Wyciągnęła rękę, lecz zamiast chwycić kubek, położyła mu dłoń na nadgarstku. Jej spojrzenie zmieniło się – stało się ostrzejsze – jak zawsze, kiedy jego dar nurtu osłabiał ten należący do niej.
– Co zostało z Eijeha? – zapytała.
Akos zadrżał. Nie chciał myśleć, co pozostało z jego brata.
– Ktoś, kto służył Ryzekowi – odpowiedział jadowitym głosem. – Kto nienawidził mnie, naszego taty, prawdopodobnie ciebie i mamy.
– Jak to możliwe? – Zmarszczyła brwi. – On nie może nas nienawidzić tylko dlatego, że ktoś włożył mu do głowy inne wspomnienia.
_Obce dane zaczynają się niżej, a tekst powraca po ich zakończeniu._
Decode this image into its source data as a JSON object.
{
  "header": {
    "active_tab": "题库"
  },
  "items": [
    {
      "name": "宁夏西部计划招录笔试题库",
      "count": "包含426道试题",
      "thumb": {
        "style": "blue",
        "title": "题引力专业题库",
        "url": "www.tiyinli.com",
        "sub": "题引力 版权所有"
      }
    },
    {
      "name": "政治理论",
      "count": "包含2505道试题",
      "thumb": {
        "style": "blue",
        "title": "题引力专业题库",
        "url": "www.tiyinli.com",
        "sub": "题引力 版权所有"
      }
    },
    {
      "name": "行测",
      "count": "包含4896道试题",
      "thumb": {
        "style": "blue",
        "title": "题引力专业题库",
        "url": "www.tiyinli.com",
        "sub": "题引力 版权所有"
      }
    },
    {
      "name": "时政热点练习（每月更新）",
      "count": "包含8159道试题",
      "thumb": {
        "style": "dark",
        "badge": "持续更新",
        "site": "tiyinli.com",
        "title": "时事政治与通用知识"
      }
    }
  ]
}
– Myślisz, że nie wiem? – warknął Akos.
– Może więc…
– Trzymał mnie, kiedy byłem torturowany! – Włożył jej kubek w ręce.
Odrobina gorącej herbaty wylała im się na dłonie. Cisi drgnęła, ocierając knykcie o spodnie.
– Poparzyłaś się? – zapytał, wskazując jej ręce.
– Nie – odpowiedziała. Dar nurtu przywrócił miękkość jej spojrzeniu. Akos nie potrzebował teraz żadnej delikatności, dlatego odwrócił się.
– To jej nie zaszkodzi, prawda? – zapytała Cisi, stukając palcem w kubek, tak by usłyszał ting ting ting.
– Nie – przyznał. – Dzięki temu naparowi nie będziemy musieli jej skrzywdzić.